Authors: Bhawna Paliwal^, Deepak Saini^, Mudit Dhawan, Siddarth Asokan, Nagarajan Natarajan, Surbhi Aggarwal, Pankaj Malhotra, Jian Jiao, Manik Varma
Keywords: Recommendation Systems, Cross-Encoder Architecture, Efficient Machine Learning
Abstract
Ranking a set of items based on their relevance to a given query is a core problem in search and recommendation pipelines. Transformer-based cross-encoders are state-of-the-art models for ranking tasks. These models process and assign a relevance score for each query-item pair separately, independent of other relevant items to be ranked. In this work, we identify a critical oversight in the cross-encoder ranking models, i.e., their inability to model multiple items jointly leads to sub-optimal ranking accuracy and high computational costs. In response, we propose Cross-encoders with Joint Efficient Modeling, referred to as CROSS-JEM. This new ranking approach allows the transformer-based architectures to rank multiple items for a given query together, maximizing parameter utilization. By leveraging redundancies and token overlaps in the joint ranking of multiple items and a novel training objective modeling ranking probabilities, CROSS-JEM achieves state-of-the-art accuracy and supports over 30x lower ranking latency than standard cross-encoders.
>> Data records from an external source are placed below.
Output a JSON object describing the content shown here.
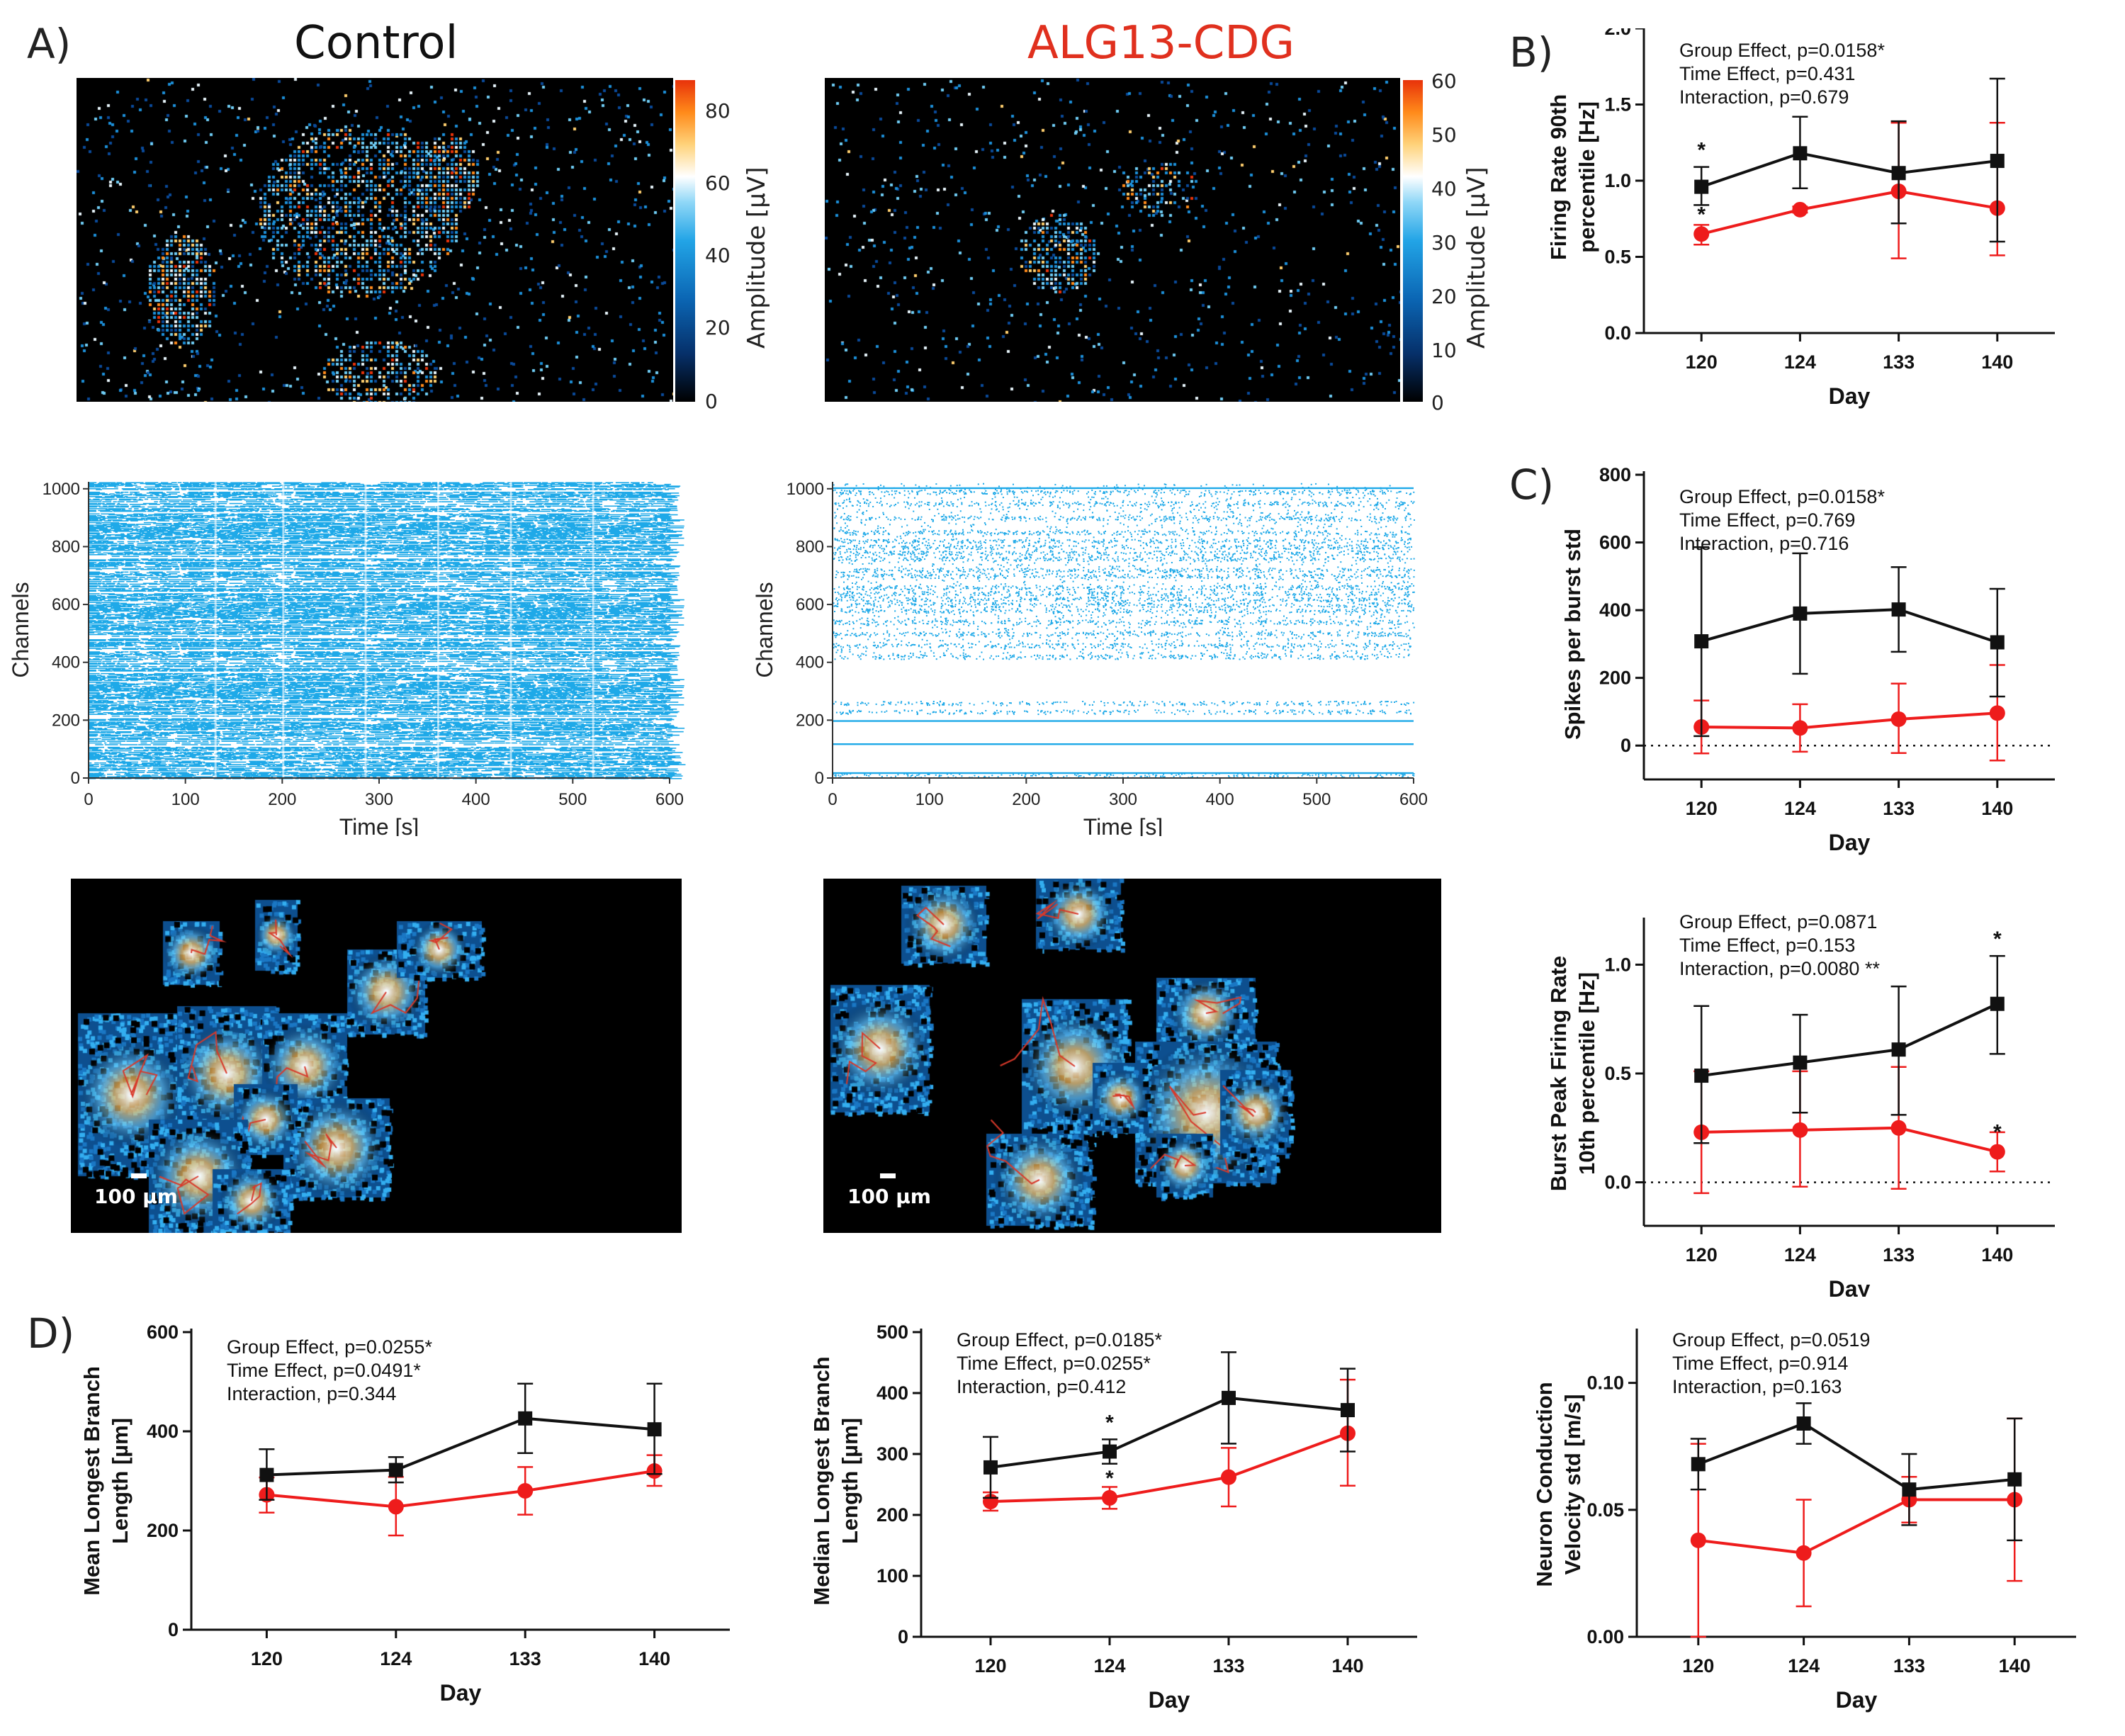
{
  "panel_letters": {
    "a": "A)",
    "b": "B)",
    "c": "C)",
    "d": "D)"
  },
  "titles": {
    "control": "Control",
    "alg13": "ALG13-CDG",
    "alg13_color": "#e0301e"
  },
  "amplitude_maps": [
    {
      "id": "control",
      "colorbar_label": "Amplitude [µV]",
      "colorbar_ticks": [
        "80",
        "60",
        "40",
        "20",
        "0"
      ]
    },
    {
      "id": "alg13",
      "colorbar_label": "Amplitude [µV]",
      "colorbar_ticks": [
        "60",
        "50",
        "40",
        "30",
        "20",
        "10",
        "0"
      ]
    }
  ],
  "scale_bar_label": "100 µm",
  "colors": {
    "control": "#111111",
    "alg13": "#ee1c1c",
    "raster": "#1ea9e8"
  },
  "chart_data": [
    {
      "id": "raster-control",
      "type": "scatter",
      "xlabel": "Time [s]",
      "ylabel": "Channels",
      "xlim": [
        0,
        600
      ],
      "ylim": [
        0,
        1024
      ],
      "xticks": [
        "0",
        "100",
        "200",
        "300",
        "400",
        "500",
        "600"
      ],
      "yticks": [
        "0",
        "200",
        "400",
        "600",
        "800",
        "1000"
      ]
    },
    {
      "id": "raster-alg13",
      "type": "scatter",
      "xlabel": "Time [s]",
      "ylabel": "Channels",
      "xlim": [
        0,
        600
      ],
      "ylim": [
        0,
        1024
      ],
      "xticks": [
        "0",
        "100",
        "200",
        "300",
        "400",
        "500",
        "600"
      ],
      "yticks": [
        "0",
        "200",
        "400",
        "600",
        "800",
        "1000"
      ]
    },
    {
      "id": "firing-rate-90",
      "type": "line",
      "ylabel_lines": [
        "Firing Rate 90th",
        "percentile [Hz]"
      ],
      "xlabel": "Day",
      "categories": [
        "120",
        "124",
        "133",
        "140"
      ],
      "ylim": [
        0,
        2.0
      ],
      "yticks": [
        "0.0",
        "0.5",
        "1.0",
        "1.5",
        "2.0"
      ],
      "zero_line": false,
      "stats": [
        "Group Effect, p=0.0158*",
        "Time Effect, p=0.431",
        "Interaction, p=0.679"
      ],
      "series": [
        {
          "name": "Control",
          "values": [
            0.96,
            1.18,
            1.05,
            1.13
          ],
          "err_up": [
            0.13,
            0.24,
            0.34,
            0.54
          ],
          "err_down": [
            0.12,
            0.23,
            0.33,
            0.53
          ],
          "stars": [
            "*",
            "",
            "",
            ""
          ]
        },
        {
          "name": "ALG13-CDG",
          "values": [
            0.65,
            0.81,
            0.93,
            0.82
          ],
          "err_up": [
            0.06,
            0.02,
            0.45,
            0.56
          ],
          "err_down": [
            0.07,
            0.02,
            0.44,
            0.31
          ],
          "stars": [
            "*",
            "",
            "",
            ""
          ]
        }
      ]
    },
    {
      "id": "spikes-per-burst-std",
      "type": "line",
      "ylabel_lines": [
        "Spikes per burst std"
      ],
      "xlabel": "Day",
      "categories": [
        "120",
        "124",
        "133",
        "140"
      ],
      "ylim": [
        -100,
        800
      ],
      "yticks": [
        "0",
        "200",
        "400",
        "600",
        "800"
      ],
      "ytick_values": [
        0,
        200,
        400,
        600,
        800
      ],
      "zero_line": true,
      "stats": [
        "Group Effect, p=0.0158*",
        "Time Effect, p=0.769",
        "Interaction, p=0.716"
      ],
      "series": [
        {
          "name": "Control",
          "values": [
            308,
            390,
            402,
            305
          ],
          "err_up": [
            278,
            178,
            125,
            158
          ],
          "err_down": [
            280,
            178,
            125,
            160
          ],
          "stars": [
            "",
            "",
            "",
            ""
          ]
        },
        {
          "name": "ALG13-CDG",
          "values": [
            55,
            52,
            78,
            96
          ],
          "err_up": [
            78,
            70,
            105,
            142
          ],
          "err_down": [
            78,
            70,
            100,
            140
          ],
          "stars": [
            "",
            "",
            "",
            ""
          ]
        }
      ]
    },
    {
      "id": "burst-peak-firing-rate",
      "type": "line",
      "ylabel_lines": [
        "Burst Peak Firing Rate",
        "10th percentile [Hz]"
      ],
      "xlabel": "Day",
      "categories": [
        "120",
        "124",
        "133",
        "140"
      ],
      "ylim": [
        -0.2,
        1.2
      ],
      "yticks": [
        "0.0",
        "0.5",
        "1.0"
      ],
      "ytick_values": [
        0,
        0.5,
        1.0
      ],
      "zero_line": true,
      "stats": [
        "Group Effect, p=0.0871",
        "Time Effect, p=0.153",
        "Interaction, p=0.0080 **"
      ],
      "series": [
        {
          "name": "Control",
          "values": [
            0.49,
            0.55,
            0.61,
            0.82
          ],
          "err_up": [
            0.32,
            0.22,
            0.29,
            0.22
          ],
          "err_down": [
            0.31,
            0.23,
            0.3,
            0.23
          ],
          "stars": [
            "",
            "",
            "",
            "*"
          ]
        },
        {
          "name": "ALG13-CDG",
          "values": [
            0.23,
            0.24,
            0.25,
            0.14
          ],
          "err_up": [
            0.28,
            0.27,
            0.28,
            0.09
          ],
          "err_down": [
            0.28,
            0.26,
            0.28,
            0.09
          ],
          "stars": [
            "",
            "",
            "",
            "*"
          ]
        }
      ]
    },
    {
      "id": "mean-longest-branch",
      "type": "line",
      "ylabel_lines": [
        "Mean Longest Branch",
        "Length [µm]"
      ],
      "xlabel": "Day",
      "categories": [
        "120",
        "124",
        "133",
        "140"
      ],
      "ylim": [
        0,
        600
      ],
      "yticks": [
        "0",
        "200",
        "400",
        "600"
      ],
      "zero_line": false,
      "stats": [
        "Group Effect, p=0.0255*",
        "Time Effect, p=0.0491*",
        "Interaction, p=0.344"
      ],
      "series": [
        {
          "name": "Control",
          "values": [
            312,
            322,
            426,
            404
          ],
          "err_up": [
            52,
            26,
            70,
            92
          ],
          "err_down": [
            50,
            25,
            70,
            90
          ],
          "stars": [
            "",
            "",
            "",
            ""
          ]
        },
        {
          "name": "ALG13-CDG",
          "values": [
            272,
            248,
            280,
            320
          ],
          "err_up": [
            35,
            60,
            48,
            32
          ],
          "err_down": [
            36,
            58,
            48,
            30
          ],
          "stars": [
            "",
            "",
            "",
            ""
          ]
        }
      ]
    },
    {
      "id": "median-longest-branch",
      "type": "line",
      "ylabel_lines": [
        "Median Longest Branch",
        "Length [µm]"
      ],
      "xlabel": "Day",
      "categories": [
        "120",
        "124",
        "133",
        "140"
      ],
      "ylim": [
        0,
        500
      ],
      "yticks": [
        "0",
        "100",
        "200",
        "300",
        "400",
        "500"
      ],
      "zero_line": false,
      "stats": [
        "Group Effect, p=0.0185*",
        "Time Effect, p=0.0255*",
        "Interaction, p=0.412"
      ],
      "series": [
        {
          "name": "Control",
          "values": [
            278,
            304,
            392,
            372
          ],
          "err_up": [
            50,
            20,
            75,
            68
          ],
          "err_down": [
            50,
            20,
            75,
            68
          ],
          "stars": [
            "",
            "*",
            "",
            ""
          ]
        },
        {
          "name": "ALG13-CDG",
          "values": [
            222,
            228,
            262,
            334
          ],
          "err_up": [
            15,
            18,
            48,
            88
          ],
          "err_down": [
            15,
            18,
            48,
            86
          ],
          "stars": [
            "",
            "*",
            "",
            ""
          ]
        }
      ]
    },
    {
      "id": "neuron-conduction-velocity",
      "type": "line",
      "ylabel_lines": [
        "Neuron Conduction",
        "Velocity std [m/s]"
      ],
      "xlabel": "Day",
      "categories": [
        "120",
        "124",
        "133",
        "140"
      ],
      "ylim": [
        0,
        0.12
      ],
      "yticks": [
        "0.00",
        "0.05",
        "0.10"
      ],
      "ytick_values": [
        0,
        0.05,
        0.1
      ],
      "zero_line": false,
      "stats": [
        "Group Effect, p=0.0519",
        "Time Effect, p=0.914",
        "Interaction, p=0.163"
      ],
      "series": [
        {
          "name": "Control",
          "values": [
            0.068,
            0.084,
            0.058,
            0.062
          ],
          "err_up": [
            0.01,
            0.008,
            0.014,
            0.024
          ],
          "err_down": [
            0.01,
            0.008,
            0.014,
            0.024
          ],
          "stars": [
            "",
            "",
            "",
            ""
          ]
        },
        {
          "name": "ALG13-CDG",
          "values": [
            0.038,
            0.033,
            0.054,
            0.054
          ],
          "err_up": [
            0.038,
            0.021,
            0.009,
            0.032
          ],
          "err_down": [
            0.038,
            0.021,
            0.009,
            0.032
          ],
          "stars": [
            "",
            "",
            "",
            ""
          ]
        }
      ]
    }
  ]
}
Our contributions extend to three key aspects: (i) highlighting the disparity between ranking application's demand for scoring multiple (order of thousands) items per query and the limited capabilities of current cross encoders; (ii) introducing CROSS-JEM for efficient joint scoring of multiple items per query, and (iii) achieving state-of-the-art accuracy on standard public datasets as well as a proprietary dataset. CROSS-JEM opens up new directions for the design of tailored early-attention-based ranking models that incorporate strict production constraints such as item multiplicity and latency.